There's an important competition coming up and the scores they secure in practice will determine who's going to be shooting for Pasco High. Of the seven-member air rifle team, only five can be chosen to represent their school at the Navy Junior ROTC Service Championship to be held Feb. 26-28 on the shores of Lake Erie at Camp Perry near Port Clinton, Ohio.
The four top-scoring air rifle teams from that competition will have the opportunity to move on to the national competition at Fort Benning, Ga., on March 27-28.
No doubt all seven Pasco team members have their sights set on going.
"We're very competitive — very competitive," said the team's captain, Sean Carroll, 17.

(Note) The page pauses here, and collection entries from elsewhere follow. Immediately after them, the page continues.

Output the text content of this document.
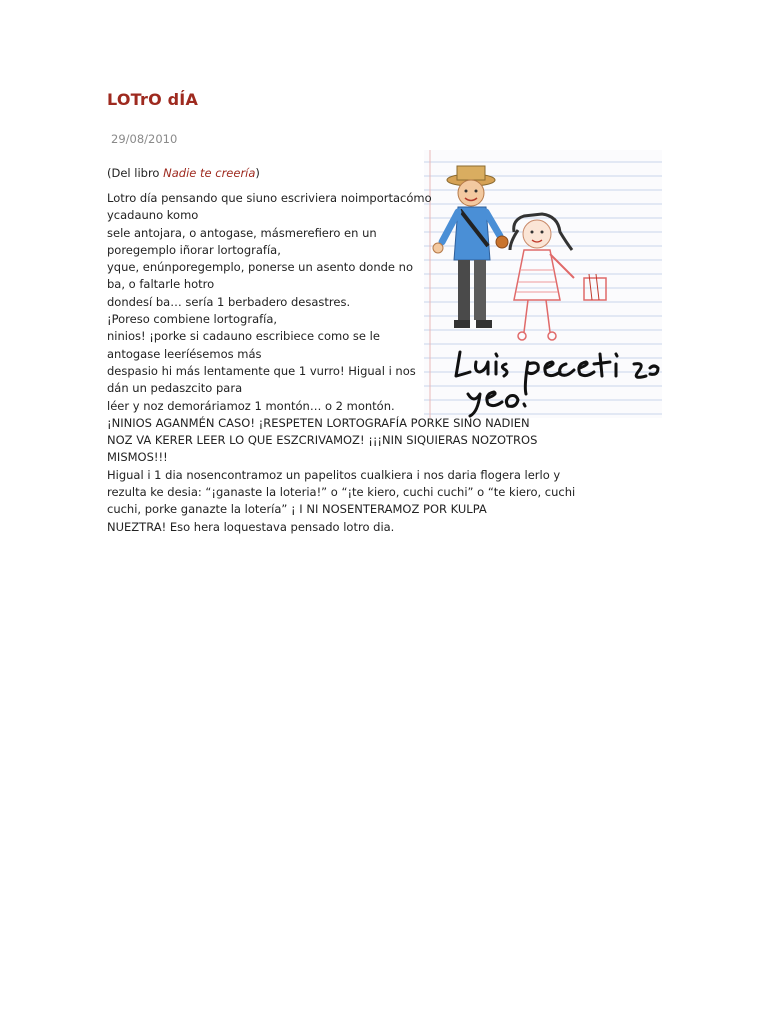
LOTrO dÍA
29/08/2010
(Del libro Nadie te creería)
Lotro día pensando que siuno escriviera noimportacómo
ycadauno komo
sele antojara, o antogase, másmerefiero en un
poregemplo iñorar lortografía,
yque, enúnporegemplo, ponerse un asento donde no
ba, o faltarle hotro
dondesí ba… sería 1 berbadero desastres.
¡Poreso combiene lortografía,
ninios! ¡porke si cadauno escribiece como se le
antogase leeríésemos más
despasio hi más lentamente que 1 vurro! Higual i nos
dán un pedaszcito para
léer y noz demoráriamoz 1 montón… o 2 montón.
¡NINIOS AGANMÉN CASO! ¡RESPETEN LORTOGRAFÍA PORKE SINO NADIEN
NOZ VA KERER LEER LO QUE ESZCRIVAMOZ! ¡¡¡NIN SIQUIERAS NOZOTROS
MISMOS!!!
Higual i 1 dia nosencontramoz un papelitos cualkiera i nos daria flogera lerlo y
rezulta ke desia: “¡ganaste la loteria!” o “¡te kiero, cuchi cuchi” o “te kiero, cuchi
cuchi, porke ganazte la lotería” ¡ I NI NOSENTERAMOZ POR KULPA
NUEZTRA! Eso hera loquestava pensado lotro dia.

"It's a dogfight to see who's going to go," said Navy Junior ROTC Master Chief Mike Pittman, who coaches the air rifle team.
Pasco will be one of two Florida schools to compete at the service championship after landing a runner-up spot behind Oviedo High at the state championship in Orlando in December.
Kudos for the Pasco team and also the individuals who stepped up. Nicholas Cordoba, 18, took a gold medal in prone position shooting and silver in kneeling. Sean took a gold medal in kneeling and Gregory Thomas, 17, landed a bronze medal in kneeling at the state championship.
Not too shabby for a team so young.
"Other than BB guns and a little skeet shooting and video games, I've never done this before," Sean said.
While there have been Junior ROTC air rifle teams in the past at Pasco High, it's been a sporadic commitment. Pittman, who for the past three years has overseen the program with Commander Ed Flores, re-established the air rifle team last year after being awarded a $8,500 grant from the Friends of the National Rifle Association.
"That allowed us to buy equipment," he said.
Then it was time to assemble a team — not an altogether easy task.
"Last year, 31 cadets expressed an interest in joining up, and I wound up with five," Pittman said. "This year I started with 17 and ended up with seven."
That's because there is much that's expected from this elite kind of group.
Being a member of the air rifle team takes the most commitment, dedication and concentration of all Navy Junior ROTC activities, Pittman said. "It's remarkable at this level how you see their grades come up in school. If they don't keep their grades up they don't compete."
"There's a lot of mental preparation that goes into this. It takes commitment, dedication and concentration. They're shooting from 10 meters — 33 feet — and trying to hit a bull's-eye that's about the size of a pencil lead," he said, "It's a thinking man's sport. Most people think that it's physical, but it's not. It's 10 percent physical and 90 percent mental."
There's also plenty of research and studying that cadets must do on their own time, Pittman said, noting the pages of written work he assigned over the winter break. Team members are required to keep their grades up, set goals and write self evaluations in their journals on a regular basis. Then there are the visualization skills they must work on to help hone their skills.
"A lot of cadets just don't want to do that," he said.
But these seven do.
Other than Nicholas Cordoba and Sean Carroll, the air rifle team members are Gregory Thomas, Jacob Carroll, Austen Crowder, Randall Trowbridge and Christopher Blickhan.